Traditional debugging means print() statements, manual diffs, and guesswork.


The Solution

import tracepipe as tp
import pandas as pd

tp.enable(mode="debug", watch=["income"])

df = pd.read_csv("customers.csv")
df = df.dropna()
df["income"] = df["income"].fillna(0)
df = df.merge(regions, on="zip")
df = df[df["age"] >= 18]

# What actually happened to customer C-789?
print(tp.trace(df, where={"customer_id": "C-789"}))
Row 789 Journey:
  Status: [DROPPED]
  Dropped by: DataFrame.__getitem__[mask] (step 5)

  Events:
    [SURVIVED] DataFrame.dropna
    [MODIFIED] DataFrame.fillna: income (None → 0)
    [SURVIVED] DataFrame.merge
    [DROPPED]  DataFrame.__getitem__[mask]  ← age filter

Now you know: C-789 had null income (filled to 0), survived the merge, but was dropped by the age filter.

# Pipeline health overview
print(tp.check(df))
TracePipe Check: [OK] Pipeline healthy
  Mode: debug

Retention: 847/1000 (84.7%)
Dropped: 153 rows
  • DataFrame.dropna: 42
  • DataFrame.__getitem__[mask]: 111

Value changes: 23 cells modified
  • DataFrame.fillna: 23 (income)

One import.

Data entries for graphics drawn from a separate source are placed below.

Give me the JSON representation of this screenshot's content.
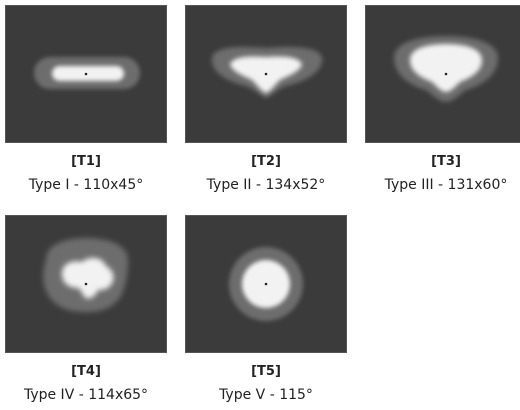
{
  "patterns": [
    {
      "code": "[T1]",
      "label": "Type I - 110x45°"
    },
    {
      "code": "[T2]",
      "label": "Type II - 134x52°"
    },
    {
      "code": "[T3]",
      "label": "Type III - 131x60°"
    },
    {
      "code": "[T4]",
      "label": "Type IV - 114x65°"
    },
    {
      "code": "[T5]",
      "label": "Type V - 115°"
    }
  ],
  "colors": {
    "tile_background": "#3b3b3b",
    "outer_zone": "#6d6d6d",
    "inner_zone": "#f2f2f2",
    "center_mark": "#222222"
  }
}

Complete audit trail.


Key Features

Feature Description
Zero-Code Instrumentation Works with existing pandas code unchanged
Row-Level Tracking Know exactly where each row went
Cell Provenance See before/after values for every change
Merge Parent Tracking Understand which rows combined
Data Contracts Validate retention rates and uniqueness
HTML Reports Generate visual pipeline audits

Installation

pip install tracepipe

For optional features:

pip install tracepipe[arrow]   # Parquet/Arrow support
pip install tracepipe[all]     # All optional dependencies

Quick Example

import tracepipe as tp
import pandas as pd

# Enable tracking
tp.enable(mode="debug", watch=["price"])

# Your normal pandas code
df = pd.DataFrame({
    "product": ["A", "B", "C"],
    "price": [10.0, None, 30.0]
})
df = df.dropna()
df["price"] = df["price"] * 1.1

# Inspect what happened
print(tp.check(df))      # Health summary
print(tp.trace(df, 0))   # Row 0's journey
print(tp.why(df, "price", 0))  # Why price changed

What's Tracked

Operation Tracking Completeness
dropna, query, df[mask] Dropped row IDs Full
drop_duplicates Dropped→kept mapping (debug mode) Full
head, tail, sample Dropped row IDs Full
fillna, replace Cell diffs (watched cols) Full
loc[]=, iloc[]=, at[]= Cell diffs Full
merge, join Parent tracking Full
pd.concat(axis=0) Row IDs + source DataFrame Full
pd.concat(axis=1) Row IDs (if aligned) Partial
groupby().agg() Group membership Full
apply, pipe Output tracked Partial

License

TracePipe is released under the MIT License.